Cela n’a rien à voir ! Mme Belkacem est une femme, une jolie femme, une femme intelligente… Elle est française, elle est ministre, elle est parfaitement intégrée… Il y a d’autres personnes dans ce gouvernement qui sont d’origine étrangère et sur lesquelles il n’y a aucun cri ni aucune révolte. Par exemple, on ne dit rien sur le ministre des Anciens Combattants (Kader Arif, NDLR). Dire que c’est un problème raciste est un alibi. Ce n’est pas l’origine ni la religion de ces dames qui est en cause ; c’est bien plus profond que cela. C’est ce qu’elles portent toutes les deux qui pose problème. Et leur point commun, c’est le mensonge ! Mme Taubira nous dit qu’elle est contre la GPA, et elle laisse une circulaire allant dans le sens inverse… Pour Mme Belkacem, idem, elle fait ce qu’elle ne dit pas.

Le 5 octobre, la Manif pour tous appelle à un nouveau rassemblement contre la GPA pour exiger le retrait de la circulaire Taubira (visant à faciliter l’obtention de la nationalité française pour les enfants nés de mères porteuses à l’étranger), pensez-vous que les Français seront au rendez-vous ?

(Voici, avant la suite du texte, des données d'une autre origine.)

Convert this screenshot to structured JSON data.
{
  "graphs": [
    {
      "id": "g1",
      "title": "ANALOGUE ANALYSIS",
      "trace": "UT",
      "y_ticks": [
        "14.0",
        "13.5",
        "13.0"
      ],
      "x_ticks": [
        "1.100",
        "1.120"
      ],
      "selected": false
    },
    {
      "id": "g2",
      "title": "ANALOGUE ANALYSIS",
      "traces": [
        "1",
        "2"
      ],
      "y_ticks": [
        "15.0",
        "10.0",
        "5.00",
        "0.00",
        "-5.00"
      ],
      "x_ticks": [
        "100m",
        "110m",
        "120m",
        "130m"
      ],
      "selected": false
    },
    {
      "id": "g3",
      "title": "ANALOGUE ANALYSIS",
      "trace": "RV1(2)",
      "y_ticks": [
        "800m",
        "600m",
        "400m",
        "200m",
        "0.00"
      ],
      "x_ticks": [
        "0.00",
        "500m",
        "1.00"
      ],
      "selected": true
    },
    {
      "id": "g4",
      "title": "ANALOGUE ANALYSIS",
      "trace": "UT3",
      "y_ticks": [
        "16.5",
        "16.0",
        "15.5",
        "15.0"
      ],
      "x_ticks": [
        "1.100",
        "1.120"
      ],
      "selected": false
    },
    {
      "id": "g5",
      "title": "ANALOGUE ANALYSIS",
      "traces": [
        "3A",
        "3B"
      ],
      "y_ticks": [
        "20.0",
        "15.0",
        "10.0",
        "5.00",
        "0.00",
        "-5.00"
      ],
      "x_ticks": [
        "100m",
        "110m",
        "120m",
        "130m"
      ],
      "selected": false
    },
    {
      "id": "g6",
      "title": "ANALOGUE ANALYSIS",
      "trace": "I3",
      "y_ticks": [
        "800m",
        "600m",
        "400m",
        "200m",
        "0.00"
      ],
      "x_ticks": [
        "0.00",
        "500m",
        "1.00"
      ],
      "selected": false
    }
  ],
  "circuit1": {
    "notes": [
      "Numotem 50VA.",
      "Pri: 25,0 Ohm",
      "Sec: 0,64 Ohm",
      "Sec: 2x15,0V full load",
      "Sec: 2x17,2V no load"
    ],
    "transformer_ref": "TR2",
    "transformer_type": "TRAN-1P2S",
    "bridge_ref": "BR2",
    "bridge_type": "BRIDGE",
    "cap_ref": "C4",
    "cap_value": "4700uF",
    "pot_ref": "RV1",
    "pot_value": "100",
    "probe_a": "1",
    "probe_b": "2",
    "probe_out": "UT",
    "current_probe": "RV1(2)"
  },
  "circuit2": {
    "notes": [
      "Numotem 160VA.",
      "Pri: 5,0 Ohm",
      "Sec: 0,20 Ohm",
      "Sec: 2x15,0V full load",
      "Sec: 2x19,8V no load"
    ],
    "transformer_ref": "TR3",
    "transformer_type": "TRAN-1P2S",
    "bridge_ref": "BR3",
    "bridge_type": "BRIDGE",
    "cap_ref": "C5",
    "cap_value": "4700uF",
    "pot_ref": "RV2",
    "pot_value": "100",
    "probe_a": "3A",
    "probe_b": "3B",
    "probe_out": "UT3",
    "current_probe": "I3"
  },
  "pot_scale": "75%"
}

L’idée avait été lancée avant le remaniement. Mais avec le gouvernement Valls II, cela ne peut que mobiliser. Il y aura peut-être d’autres Français qui viendront sur d’autres sujets de mécontentement. Il peut y avoir une cristallisation sur cette manifestation.

La garde des Sceaux avait été caricaturée en singe et insultée lors de manifestations où même des enfants brandissaient des peaux de banane, ne craignez-vous pas de nouveaux débordements ?

Écoutez, chère madame, je ne veux pas faire de la personnalisation, mais les caricatures dont j’ai été l’objet n’ont jamais fait hurler personne ! Il y a aussi des caricatures de M. Hollande qui sont ignobles et scandaleuses et dont personne ne parle. On ne peut pas faire l’amalgame entre une poignée d’imbéciles et ces problèmes de fond, l’enjeu n’est pas là.

Mais avec vos tweets, ou ceux de Ludovine de la Rochère, vous ne craignez pas d’attiser les haines et de diviser un peu plus les Français ?

Personne ne se pose la question à l’envers : personne ne s’intéresse à la haine que nous, nous ressentons par rapport à toutes ces postures.